Per i ricercatori vengono introdotti i contratti di ricerca triennali in sostituzione del contratto a tempo indeterminato: al termine del secondo contratto i ricercatori dovranno arrivare all'abilitazione all'insegnamento come docente associato. In caso contrario, non potrà più continuare l'attività accademica. Anche l'incarico dei rettori comporterà un limite: dai 16 anni attuali, la riforma prevede che al massimo potranno firmare due incarichi da quattro anni. Avviate le basi per l'introduzione di un codice deontologico che fisserà in modo esplicito i doveri dei docenti. Non c'è il limite di ore inizialmente imposto ai docenti, viene invece allargata la possibilità, sempre per i prof. universitari, di svolgere attività private al di fuori degli atenei.

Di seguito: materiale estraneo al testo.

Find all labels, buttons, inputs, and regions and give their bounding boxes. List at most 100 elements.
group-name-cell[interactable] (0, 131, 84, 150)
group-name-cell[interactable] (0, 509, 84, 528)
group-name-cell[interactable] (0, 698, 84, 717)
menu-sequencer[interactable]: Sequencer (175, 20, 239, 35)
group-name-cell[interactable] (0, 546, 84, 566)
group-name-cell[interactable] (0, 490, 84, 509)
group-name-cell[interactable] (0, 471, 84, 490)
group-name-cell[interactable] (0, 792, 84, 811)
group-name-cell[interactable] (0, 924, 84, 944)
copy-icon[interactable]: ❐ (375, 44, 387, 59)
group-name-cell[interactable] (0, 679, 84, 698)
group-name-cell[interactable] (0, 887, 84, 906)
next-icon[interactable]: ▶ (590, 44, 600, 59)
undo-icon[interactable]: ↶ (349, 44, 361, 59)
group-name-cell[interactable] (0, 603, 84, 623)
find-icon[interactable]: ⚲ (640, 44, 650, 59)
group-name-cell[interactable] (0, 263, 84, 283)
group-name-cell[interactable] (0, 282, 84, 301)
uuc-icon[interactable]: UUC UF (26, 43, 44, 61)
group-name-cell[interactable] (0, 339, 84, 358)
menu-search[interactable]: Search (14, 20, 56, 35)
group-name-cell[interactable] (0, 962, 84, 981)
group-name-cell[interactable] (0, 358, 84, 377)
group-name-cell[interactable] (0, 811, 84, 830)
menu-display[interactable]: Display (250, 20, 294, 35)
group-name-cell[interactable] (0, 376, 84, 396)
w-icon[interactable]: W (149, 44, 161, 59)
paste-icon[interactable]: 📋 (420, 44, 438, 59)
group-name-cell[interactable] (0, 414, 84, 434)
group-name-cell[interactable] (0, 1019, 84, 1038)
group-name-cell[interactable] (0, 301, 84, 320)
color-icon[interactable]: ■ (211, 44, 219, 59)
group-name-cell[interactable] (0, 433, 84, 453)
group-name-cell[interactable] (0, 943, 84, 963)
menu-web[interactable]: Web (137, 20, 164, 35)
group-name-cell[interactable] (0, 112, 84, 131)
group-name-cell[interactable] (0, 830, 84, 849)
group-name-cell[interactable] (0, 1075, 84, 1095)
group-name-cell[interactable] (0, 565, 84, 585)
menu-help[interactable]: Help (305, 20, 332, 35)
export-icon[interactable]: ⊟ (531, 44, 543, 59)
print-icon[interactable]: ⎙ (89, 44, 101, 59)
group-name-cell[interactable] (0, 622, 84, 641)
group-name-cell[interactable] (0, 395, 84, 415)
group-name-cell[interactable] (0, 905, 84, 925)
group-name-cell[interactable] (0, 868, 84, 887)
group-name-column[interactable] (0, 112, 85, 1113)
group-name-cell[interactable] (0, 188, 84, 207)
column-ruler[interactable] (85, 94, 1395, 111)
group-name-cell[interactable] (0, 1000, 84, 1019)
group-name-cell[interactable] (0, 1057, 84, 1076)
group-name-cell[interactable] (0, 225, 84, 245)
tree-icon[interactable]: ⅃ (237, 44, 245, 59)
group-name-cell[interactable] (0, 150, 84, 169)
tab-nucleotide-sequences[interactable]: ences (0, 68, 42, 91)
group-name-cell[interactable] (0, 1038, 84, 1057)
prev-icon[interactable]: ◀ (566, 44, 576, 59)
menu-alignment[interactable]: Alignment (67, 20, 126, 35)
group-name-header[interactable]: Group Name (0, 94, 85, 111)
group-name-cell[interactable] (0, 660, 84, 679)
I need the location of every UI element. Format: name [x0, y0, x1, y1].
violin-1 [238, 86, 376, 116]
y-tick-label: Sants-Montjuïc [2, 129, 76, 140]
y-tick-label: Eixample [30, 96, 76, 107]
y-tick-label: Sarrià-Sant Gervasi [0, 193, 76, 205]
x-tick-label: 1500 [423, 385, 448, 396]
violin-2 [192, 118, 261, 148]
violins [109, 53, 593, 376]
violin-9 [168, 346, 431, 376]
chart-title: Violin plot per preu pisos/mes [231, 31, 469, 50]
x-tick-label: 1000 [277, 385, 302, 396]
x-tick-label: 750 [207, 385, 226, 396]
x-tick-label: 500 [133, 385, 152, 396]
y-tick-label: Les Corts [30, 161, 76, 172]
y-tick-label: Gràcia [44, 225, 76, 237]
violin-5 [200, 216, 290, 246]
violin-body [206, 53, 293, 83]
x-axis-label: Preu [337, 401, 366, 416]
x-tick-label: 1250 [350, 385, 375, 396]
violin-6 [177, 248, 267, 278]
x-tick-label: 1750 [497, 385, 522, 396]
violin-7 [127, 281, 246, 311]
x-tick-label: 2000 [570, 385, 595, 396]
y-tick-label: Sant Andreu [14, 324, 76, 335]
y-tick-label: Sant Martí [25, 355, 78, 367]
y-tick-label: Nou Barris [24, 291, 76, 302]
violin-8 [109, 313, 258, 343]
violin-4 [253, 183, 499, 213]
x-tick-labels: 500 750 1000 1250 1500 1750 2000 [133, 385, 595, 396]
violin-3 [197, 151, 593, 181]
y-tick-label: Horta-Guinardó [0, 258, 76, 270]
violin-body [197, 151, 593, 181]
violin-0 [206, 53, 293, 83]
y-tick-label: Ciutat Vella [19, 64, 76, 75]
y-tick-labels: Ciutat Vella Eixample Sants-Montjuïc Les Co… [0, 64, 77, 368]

Per quanto riguarda l'età pensionabile dei professori ordinari il limiteè stato ridotto, ma di soli due anni: da 72 a 70. Per gli associati la soglia scende a 68 anni.
Gelmini ha definito questa riforma «epocale»: «Consente all'Italia di tornare a sperare. Il provvedimento disegna un'università più meritocratica, trasparente, competitiva e internazionale», Di avviso completamente diverso sono le opposizioni. Il senatore dell'IdV Pardi ha parlato di un progetto «non di riforma, ma di implosione delle strutture universitarie». E Luigi Zanda (Pd) attacca: «È presuntuoso chiamare questa una riforma dell'università. Impedisce a un'intera generazione di partecipare alla ricerca universitaria e mette il paese a margini della sfida internazionale».